The framework does not make the decision. It makes the right decision obvious.

---

## Models

| Model | Use case | Data type |
|---|---|---|
| `binary` | Conversion rate, click-through, churn | 0/1 outcomes |
| `lognormal` | Revenue, order value, session duration | Right-skewed positive continuous |
| `gaussian` | Latency, load time, scores | Symmetric continuous |
| `studentt` | Same as gaussian, robust to outliers | Symmetric continuous with heavy tails |
| `poisson` | Events per user, purchases per session | Count data |

Every model has a flat and hierarchical variant. Flat is the default. Hierarchical is selected automatically when `segment_col` is set. Partial pooling handles thin segments by borrowing strength from larger ones without collapsing differences that are real.

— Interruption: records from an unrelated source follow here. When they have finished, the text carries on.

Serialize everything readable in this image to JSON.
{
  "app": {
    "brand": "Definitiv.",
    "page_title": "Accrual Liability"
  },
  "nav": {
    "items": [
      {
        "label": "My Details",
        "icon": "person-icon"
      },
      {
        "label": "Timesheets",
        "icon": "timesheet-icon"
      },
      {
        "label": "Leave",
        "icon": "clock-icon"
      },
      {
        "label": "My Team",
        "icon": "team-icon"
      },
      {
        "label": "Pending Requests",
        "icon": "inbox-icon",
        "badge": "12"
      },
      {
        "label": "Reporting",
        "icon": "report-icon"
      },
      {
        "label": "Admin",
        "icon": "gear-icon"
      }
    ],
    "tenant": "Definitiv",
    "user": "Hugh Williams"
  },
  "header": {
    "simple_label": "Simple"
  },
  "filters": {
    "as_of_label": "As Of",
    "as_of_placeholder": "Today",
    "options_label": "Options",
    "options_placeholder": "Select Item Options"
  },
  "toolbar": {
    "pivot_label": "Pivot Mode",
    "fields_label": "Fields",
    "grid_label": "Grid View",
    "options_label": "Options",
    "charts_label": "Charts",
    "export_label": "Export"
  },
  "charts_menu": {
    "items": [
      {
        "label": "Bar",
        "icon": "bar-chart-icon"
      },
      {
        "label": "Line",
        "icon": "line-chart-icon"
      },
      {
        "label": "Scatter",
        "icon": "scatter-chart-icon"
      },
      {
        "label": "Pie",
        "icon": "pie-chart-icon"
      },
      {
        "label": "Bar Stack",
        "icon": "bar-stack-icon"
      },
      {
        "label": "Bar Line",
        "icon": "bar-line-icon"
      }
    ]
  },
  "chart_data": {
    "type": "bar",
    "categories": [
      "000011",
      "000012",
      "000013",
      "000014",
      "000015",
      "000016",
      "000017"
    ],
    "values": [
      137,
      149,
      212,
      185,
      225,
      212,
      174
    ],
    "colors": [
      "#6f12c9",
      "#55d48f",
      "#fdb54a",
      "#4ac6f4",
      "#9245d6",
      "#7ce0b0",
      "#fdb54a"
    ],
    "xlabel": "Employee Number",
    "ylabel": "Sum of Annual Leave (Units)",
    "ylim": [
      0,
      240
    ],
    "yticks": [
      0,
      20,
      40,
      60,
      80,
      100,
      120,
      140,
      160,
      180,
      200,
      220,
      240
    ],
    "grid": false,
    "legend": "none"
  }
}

Guardrail metrics can use a different model than the primary:

```python
experiment = Experiment(
    ...
    model='binary',
    guardrail_models={'page_load_ms': 'lognormal'},
)
```

---

## Sequential Stopping

```python
from argonx.sequential import StoppingChecker

checker = StoppingChecker(
    loss_threshold=0.01,
    prob_best_min=0.95,
    min_sample_size=1000,
)

status = checker.update(
    samples=result.samples,
    variant_names=['control', 'variant_b'],
    control='control',
    n_users_per_variant=n_counts,
)

print(status.safe_to_stop)
print(status.users_needed)  # estimated additional users needed if not safe

checker.plot_trajectory()   # P(best) and expected loss over time
```

Frequentist peeking inflates false positive rates. Bayesian expected-loss stopping does not. argonx stops when evidence is strong enough, and tells you how far you are from that threshold when it is not.

---

## Examples

Five worked examples across different industries and model types in [`examples/`](examples/):

| Notebook | Scenario | Key feature |
|---|---|---|
| `01_ecommerce_checkout.ipynb` | Checkout redesign | Guardrail conflict: conversion up, load time up |
| `02_saas_revenue_sequential.ipynb` | SaaS pricing page | Sequential stopping fires at week 2 of 4 |
| `03_clinical_trial.ipynb` | Drug dosage protocol | StudentT vs Gaussian on data with outliers |
| `04_gaming_matchmaking.ipynb` | Matchmaking algorithm | 3-way experiment, simultaneous argmax |
| `05_mobile_personalisation.ipynb` | Fintech personalisation | Hierarchical: segment conflict, thin-segment pooling |

---

## Running Tests

```bash
# unit tests only, no MCMC, fast
pytest tests/unit/

# statistical property verification, no MCMC
pytest tests/math/

# full suite including MCMC integration tests
pytest tests/
```

Three tiers matching the CI pipeline. Unit tests on every push. Math tests on every PR. Integration tests on merge to main.

---

## Contributing

Open an issue before submitting anything beyond a bug fix. PRs are welcome.

Before opening a PR, run `pytest tests/unit/ tests/math/` and confirm everything passes. For decision engine changes, add a test to `tests/math/test_decision_sims.py` that verifies the statistical property. For new model variants, add tests to `tests/integration/test_models.py`.